Standing out in the middle of the hot and dusty mess, Intern Schmitt was checking Google Earth on his laptop to see if the boys back in California were updating the pictures as they had promised. The Senator’s campaign fund was “contributing” a hoard of cash to the “don’t be evil” cause in order to make sure UFO enthusiasts around the world could check out the message for themselves through Google Earth. Intern Schmitt wasn’t seeing any updated images though. He phoned Google, but was told the Dole work would be done only after Google finished censoring everything on the Internet so Chinese citizens could see nothing except websites worshiping David Hasselhoff (what could even be more evil than that!!?).
Getting down to the dirty work, staff members used GPS coordinates to stand on the edge of each letter, and then used ropes tied between poles to mark straight lines in the field. Bright orange spray paint on the arid dirt marked any curvature in the lettering. Watching from his lawn chair near the country road running parallel to the field, the ever impatient Dole was considering issuing a command to use flamethrowers to expedite the process, but after watching Intern Schmitt accidentally light a telephone pole on fire with one, he simply ordered another ice water.
As daylight was fading, the heat of the day was taking a heavier and heavier toll on efficiency. Inevitably, everyone gave up for the day after finishing “Bob”, and went back to their hotel for a rest.
The next day, the staff hastily resumed work on their project, in light of the fact that the Senator had rented a helicopter that very morning in order to view the final product in all its glory, and was being charged by the hour for it. Staffers madly hacked and slashed their way through the corn.
As the work neared completion, Dole’s helicopter rose into the sky, and a smile crept across the ancient Senator’s face as he made out the word, “VOTE.” That smile soon turned into agony though, as he was shocked to see that the rest of the message proclaimed, “FOR BOB ELOD.”

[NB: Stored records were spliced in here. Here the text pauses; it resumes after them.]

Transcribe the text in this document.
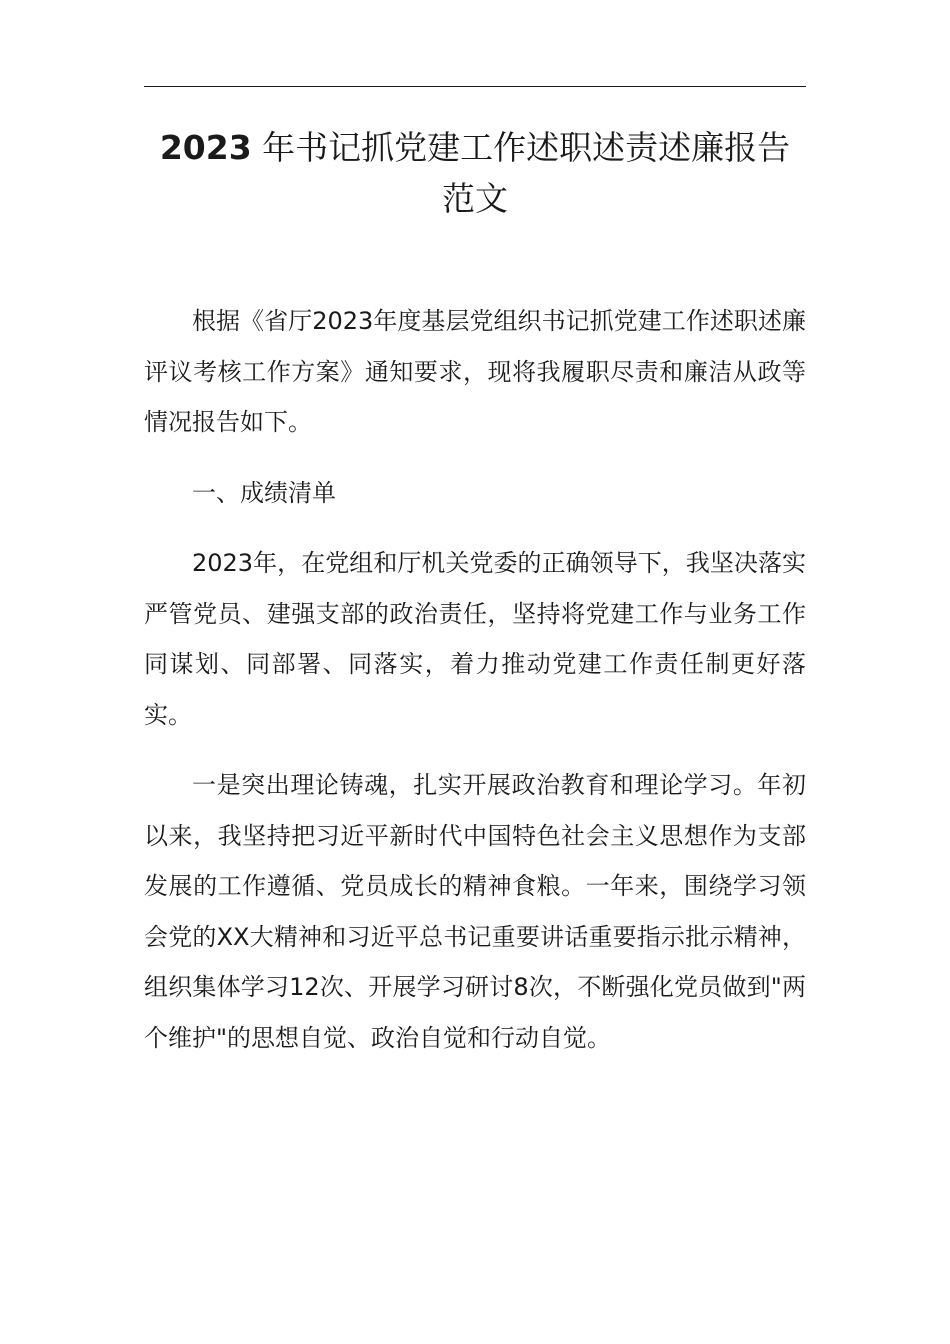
2023 年书记抓党建工作述职述责述廉报告范文

根据《省厅2023年度基层党组织书记抓党建工作述职述廉评议考核工作方案》通知要求，现将我履职尽责和廉洁从政等情况报告如下。

一、成绩清单

2023年，在党组和厅机关党委的正确领导下，我坚决落实严管党员、建强支部的政治责任，坚持将党建工作与业务工作同谋划、同部署、同落实，着力推动党建工作责任制更好落实。

一是突出理论铸魂，扎实开展政治教育和理论学习。年初以来，我坚持把习近平新时代中国特色社会主义思想作为支部发展的工作遵循、党员成长的精神食粮。一年来，围绕学习领会党的XX大精神和习近平总书记重要讲话重要指示批示精神，组织集体学习12次、开展学习研讨8次，不断强化党员做到"两个维护"的思想自觉、政治自觉和行动自觉。
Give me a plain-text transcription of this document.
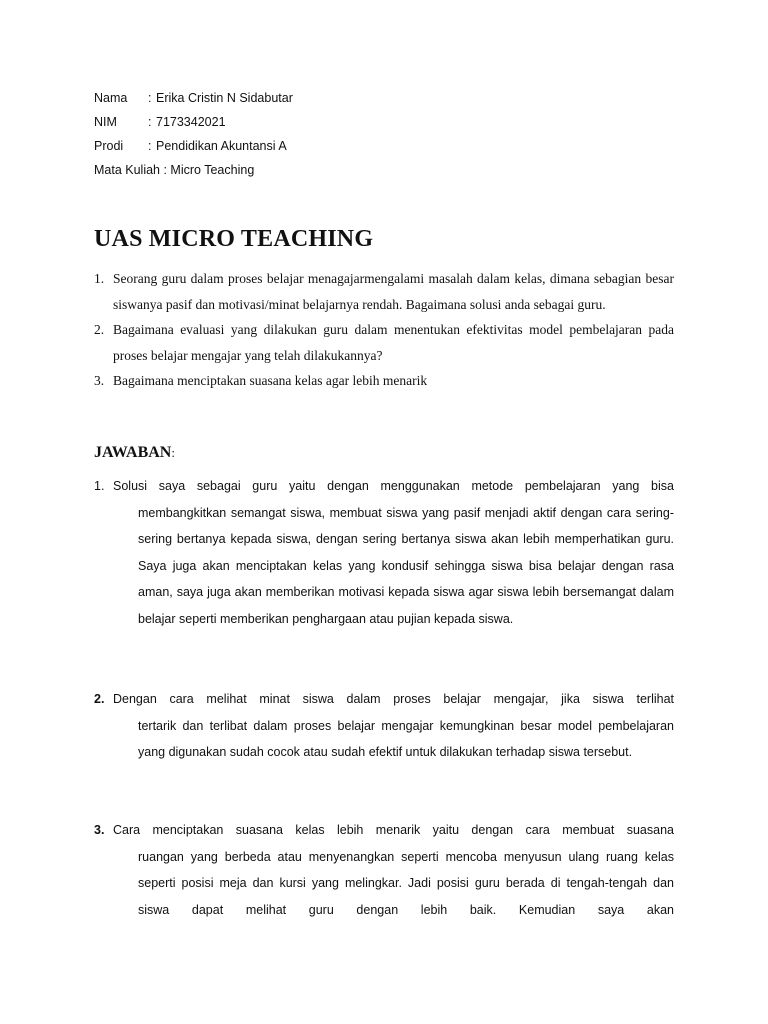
Nama	: Erika Cristin N Sidabutar
NIM	: 7173342021
Prodi	: Pendidikan Akuntansi A
Mata Kuliah : Micro Teaching
UAS MICRO TEACHING
1. Seorang guru dalam proses belajar menagajarmengalami masalah dalam kelas, dimana sebagian besar siswanya pasif dan motivasi/minat belajarnya rendah. Bagaimana solusi anda sebagai guru.
2. Bagaimana evaluasi yang dilakukan guru dalam menentukan efektivitas model pembelajaran pada proses belajar mengajar yang telah dilakukannya?
3. Bagaimana menciptakan suasana kelas agar lebih menarik
JAWABAN:
1. Solusi saya sebagai guru yaitu dengan menggunakan metode pembelajaran yang bisa
membangkitkan semangat siswa, membuat siswa yang pasif menjadi aktif dengan cara sering-sering bertanya kepada siswa, dengan sering bertanya siswa akan lebih memperhatikan guru. Saya juga akan menciptakan kelas yang kondusif sehingga siswa bisa belajar dengan rasa aman, saya juga akan memberikan motivasi kepada siswa agar siswa lebih bersemangat dalam belajar seperti memberikan penghargaan atau pujian kepada siswa.
2. Dengan cara melihat minat siswa dalam proses belajar mengajar, jika siswa terlihat
tertarik dan terlibat dalam proses belajar mengajar kemungkinan besar model pembelajaran yang digunakan sudah cocok atau sudah efektif untuk dilakukan terhadap siswa tersebut.
3. Cara menciptakan suasana kelas lebih menarik yaitu dengan cara membuat suasana
ruangan yang berbeda atau menyenangkan seperti mencoba menyusun ulang ruang kelas seperti posisi meja dan kursi yang melingkar. Jadi posisi guru berada di tengah-tengah dan siswa dapat melihat guru dengan lebih baik. Kemudian saya akan
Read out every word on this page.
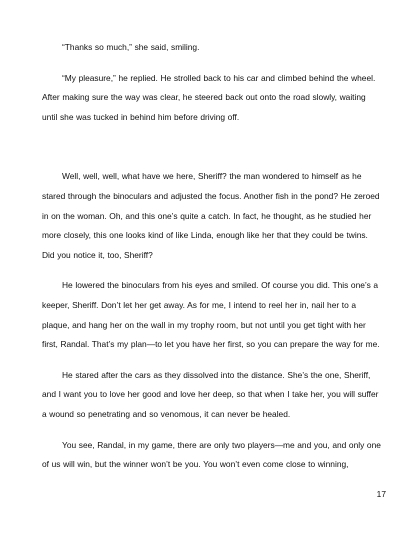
“Thanks so much,” she said, smiling.

“My pleasure,” he replied. He strolled back to his car and climbed behind the wheel. After making sure the way was clear, he steered back out onto the road slowly, waiting until she was tucked in behind him before driving off.

Well, well, well, what have we here, Sheriff? the man wondered to himself as he stared through the binoculars and adjusted the focus. Another fish in the pond? He zeroed in on the woman. Oh, and this one’s quite a catch. In fact, he thought, as he studied her more closely, this one looks kind of like Linda, enough like her that they could be twins. Did you notice it, too, Sheriff?

He lowered the binoculars from his eyes and smiled. Of course you did. This one’s a keeper, Sheriff. Don’t let her get away. As for me, I intend to reel her in, nail her to a plaque, and hang her on the wall in my trophy room, but not until you get tight with her first, Randal. That’s my plan—to let you have her first, so you can prepare the way for me.

He stared after the cars as they dissolved into the distance. She’s the one, Sheriff, and I want you to love her good and love her deep, so that when I take her, you will suffer a wound so penetrating and so venomous, it can never be healed.

You see, Randal, in my game, there are only two players—me and you, and only one of us will win, but the winner won’t be you. You won’t even come close to winning,

17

Sitting at his kitchen table the next day in Bishop, Kansas, the last remaining member of the Whig party, Senate hopeful Robert Elod, read over one particular news blurb in his copy of USA Today with much excitement. He called in his wife.

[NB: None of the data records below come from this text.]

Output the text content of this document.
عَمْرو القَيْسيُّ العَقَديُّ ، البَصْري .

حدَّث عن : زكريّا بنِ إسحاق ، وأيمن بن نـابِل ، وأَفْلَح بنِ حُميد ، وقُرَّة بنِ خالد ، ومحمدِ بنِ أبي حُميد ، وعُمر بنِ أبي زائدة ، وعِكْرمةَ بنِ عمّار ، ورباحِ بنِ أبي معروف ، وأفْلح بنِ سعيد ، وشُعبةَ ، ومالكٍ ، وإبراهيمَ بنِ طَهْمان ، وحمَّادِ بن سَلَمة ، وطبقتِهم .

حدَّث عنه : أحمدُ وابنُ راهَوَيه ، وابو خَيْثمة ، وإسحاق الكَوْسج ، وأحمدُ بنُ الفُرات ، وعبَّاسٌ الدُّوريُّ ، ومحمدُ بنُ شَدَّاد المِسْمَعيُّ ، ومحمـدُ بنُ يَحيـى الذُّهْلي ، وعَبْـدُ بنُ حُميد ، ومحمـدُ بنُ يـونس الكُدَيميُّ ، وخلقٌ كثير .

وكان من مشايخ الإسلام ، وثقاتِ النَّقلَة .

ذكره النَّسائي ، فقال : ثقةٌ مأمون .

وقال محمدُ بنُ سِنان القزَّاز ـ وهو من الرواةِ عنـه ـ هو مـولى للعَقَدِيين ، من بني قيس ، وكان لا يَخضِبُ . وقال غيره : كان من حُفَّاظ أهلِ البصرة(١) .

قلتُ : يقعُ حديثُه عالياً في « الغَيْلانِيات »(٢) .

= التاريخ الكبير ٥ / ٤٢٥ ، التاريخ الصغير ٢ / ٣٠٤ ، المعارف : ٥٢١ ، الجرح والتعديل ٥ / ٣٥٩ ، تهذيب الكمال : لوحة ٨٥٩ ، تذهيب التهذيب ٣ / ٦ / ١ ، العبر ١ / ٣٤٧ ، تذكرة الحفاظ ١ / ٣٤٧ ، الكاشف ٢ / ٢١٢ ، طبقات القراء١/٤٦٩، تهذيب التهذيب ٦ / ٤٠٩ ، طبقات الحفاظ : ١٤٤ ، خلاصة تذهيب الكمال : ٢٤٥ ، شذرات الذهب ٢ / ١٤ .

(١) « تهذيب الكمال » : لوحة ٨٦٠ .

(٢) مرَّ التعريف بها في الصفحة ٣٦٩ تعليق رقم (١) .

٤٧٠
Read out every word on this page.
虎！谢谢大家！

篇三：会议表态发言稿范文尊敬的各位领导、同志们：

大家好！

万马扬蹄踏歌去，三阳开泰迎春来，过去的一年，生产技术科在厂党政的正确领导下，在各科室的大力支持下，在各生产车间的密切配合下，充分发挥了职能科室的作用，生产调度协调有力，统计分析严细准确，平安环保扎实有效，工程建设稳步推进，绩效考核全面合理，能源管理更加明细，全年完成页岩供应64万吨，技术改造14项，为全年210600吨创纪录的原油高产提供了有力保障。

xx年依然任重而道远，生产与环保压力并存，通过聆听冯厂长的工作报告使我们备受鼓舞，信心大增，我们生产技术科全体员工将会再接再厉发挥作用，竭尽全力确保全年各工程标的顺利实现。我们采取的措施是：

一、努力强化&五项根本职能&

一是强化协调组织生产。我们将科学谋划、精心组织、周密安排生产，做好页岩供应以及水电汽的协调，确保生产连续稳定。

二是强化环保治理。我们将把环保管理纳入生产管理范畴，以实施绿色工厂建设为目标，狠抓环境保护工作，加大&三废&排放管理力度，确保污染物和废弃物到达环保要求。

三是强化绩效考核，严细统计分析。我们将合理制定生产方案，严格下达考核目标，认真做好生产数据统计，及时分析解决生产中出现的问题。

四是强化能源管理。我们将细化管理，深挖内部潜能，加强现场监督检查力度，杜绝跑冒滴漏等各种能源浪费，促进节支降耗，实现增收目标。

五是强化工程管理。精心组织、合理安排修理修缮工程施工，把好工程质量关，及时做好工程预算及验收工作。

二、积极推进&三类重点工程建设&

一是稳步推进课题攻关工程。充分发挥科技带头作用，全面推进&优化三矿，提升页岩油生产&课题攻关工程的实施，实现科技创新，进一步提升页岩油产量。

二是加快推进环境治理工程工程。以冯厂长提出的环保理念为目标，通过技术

“Honey, forget Rob, you can start calling me “Bob” now! Gussie yourself up too; I’m expectin’ some newspapermen to be showin’ up soon! I’m actually gonna win the election this fall! ”

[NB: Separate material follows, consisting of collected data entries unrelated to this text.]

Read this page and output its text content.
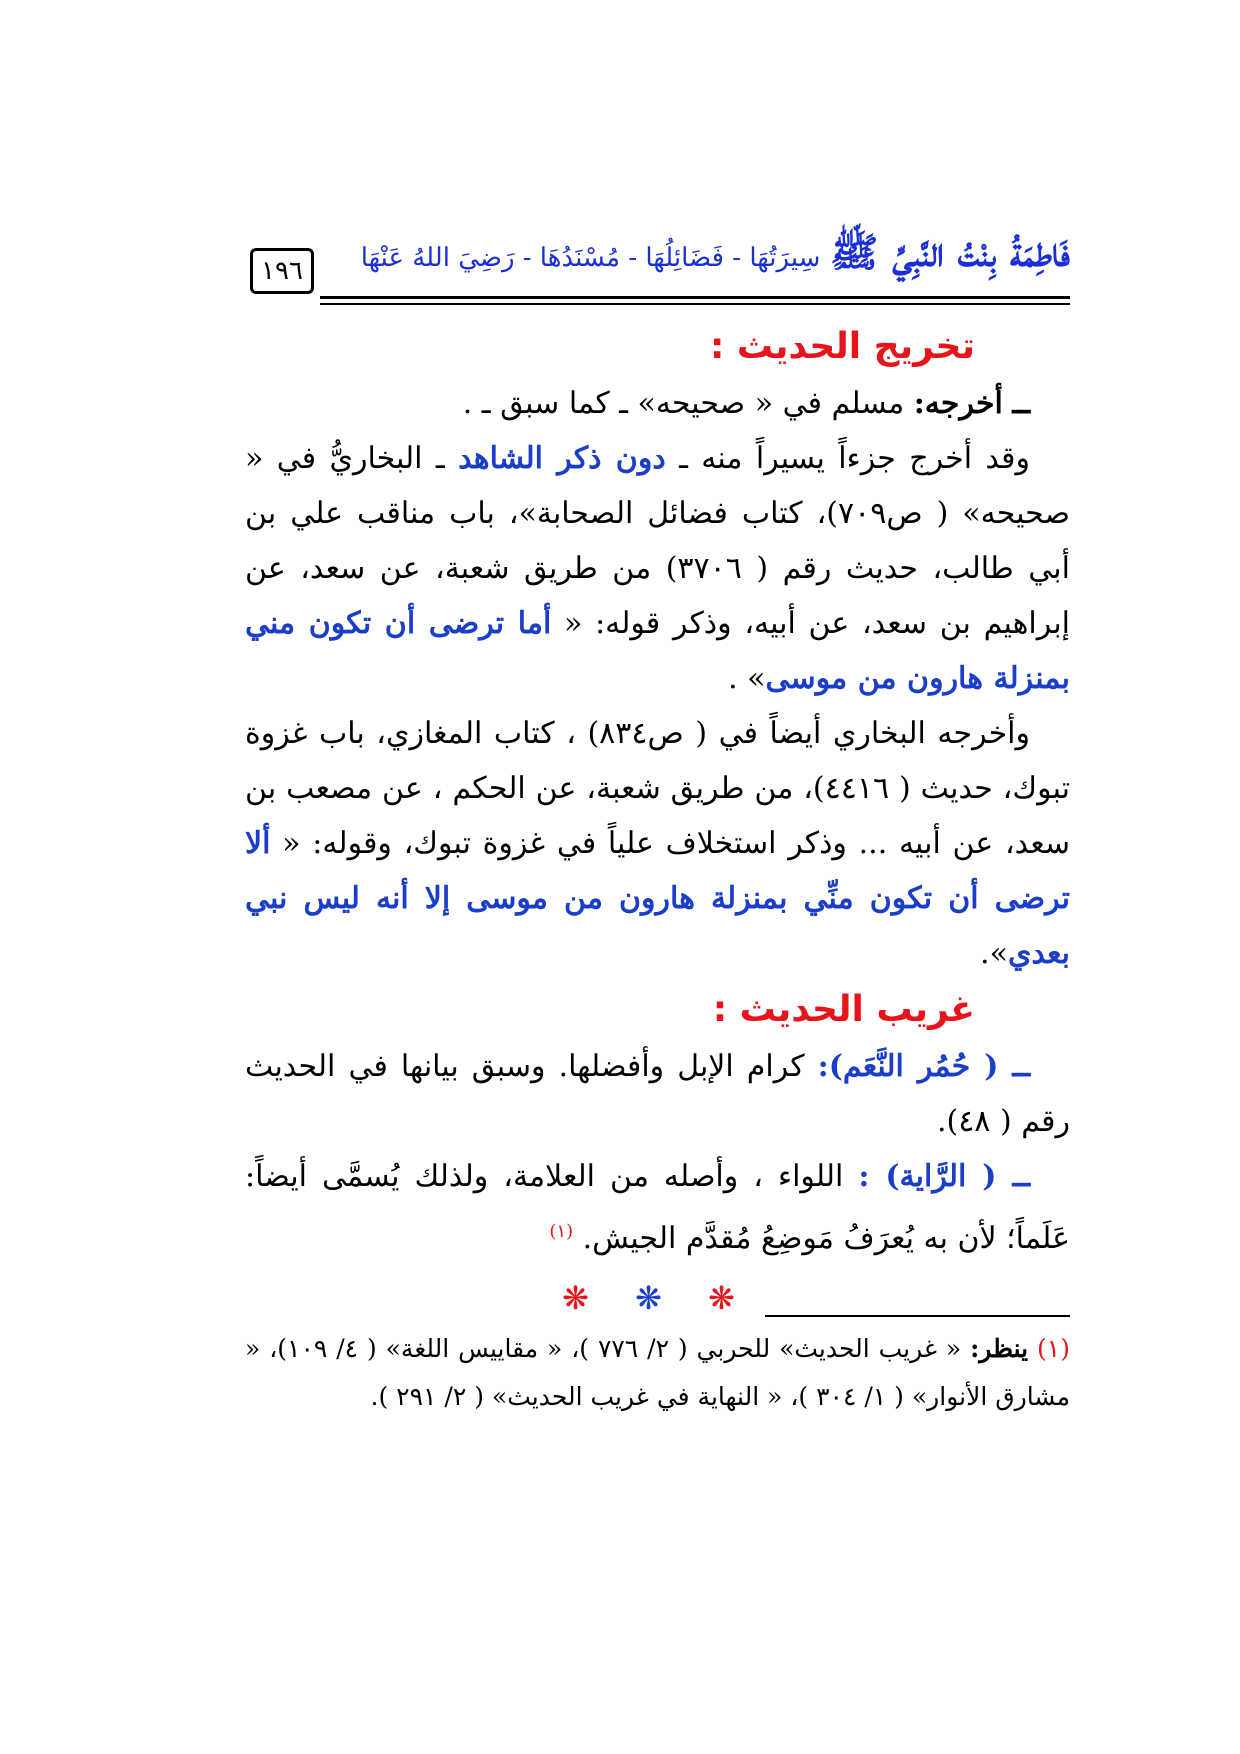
١٩٦	فَاطِمَةُ بِنْتُ النَّبِيِّ ﷺ سِيرَتُهَا - فَضَائِلُهَا - مُسْنَدُهَا - رَضِيَ اللهُ عَنْهَا
تخريج الحديث :

ــ أخرجه: مسلم في « صحيحه» ـ كما سبق ـ .

وقد أخرج جزءاً يسيراً منه ـ دون ذكر الشاهد ـ البخاريُّ في « صحيحه» ( ص٧٠٩)، كتاب فضائل الصحابة»، باب مناقب علي بن أبي طالب، حديث رقم ( ٣٧٠٦) من طريق شعبة، عن سعد، عن إبراهيم بن سعد، عن أبيه، وذكر قوله: « أما ترضى أن تكون مني بمنزلة هارون من موسى» .

وأخرجه البخاري أيضاً في ( ص٨٣٤) ، كتاب المغازي، باب غزوة تبوك، حديث ( ٤٤١٦)، من طريق شعبة، عن الحكم ، عن مصعب بن سعد، عن أبيه ... وذكر استخلاف علياً في غزوة تبوك، وقوله: « ألا ترضى أن تكون منِّي بمنزلة هارون من موسى إلا أنه ليس نبي بعدي».

غريب الحديث :

ــ ( حُمُر النَّعَم): كرام الإبل وأفضلها. وسبق بيانها في الحديث رقم ( ٤٨).

ــ ( الرَّاية) : اللواء ، وأصله من العلامة، ولذلك يُسمَّى أيضاً: عَلَماً؛ لأن به يُعرَفُ مَوضِعُ مُقدَّم الجيش. $^{(١)}$

❋ ❋ ❋
(١) ينظر: « غريب الحديث» للحربي ( ٢/ ٧٧٦ )، « مقاييس اللغة» ( ٤/ ١٠٩)، « مشارق الأنوار» ( ١/ ٣٠٤ )، « النهاية في غريب الحديث» ( ٢/ ٢٩١ ).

As the Dole camp expected, the crop writing generated a large amount of publicity, albeit for the wrong person. At first, staff members weren’t too concerned because only the likes of the National Inquirer and the Greenup Press were easily fooled into making Mr. Elod a sensation. Things took a turn for the worst when legitimate news outlets saw through the deception and onto a new type of campaign advertising. Once that happened, Mr. Elod was on track for an Oprah appearance, and at that point, all hope of Senator Dole defeating Mr. Elod was lost.
Those future developments aside, upon returning to Washington, Intern Schmitt had to relate even more bad news, courtesy of a belated phone call from farmer Hayworth.
“Senator, it appears that the 1923 Chicago Cubs have suddenly walked out of your crop circle field, and are demanding that you go back to Iowa and personally oversee the construction of a baseball field for them to play on.”
The weary Dole took perverse pleasure in uttering, “Bob Dole says torch the whole thing with flamethrowers.”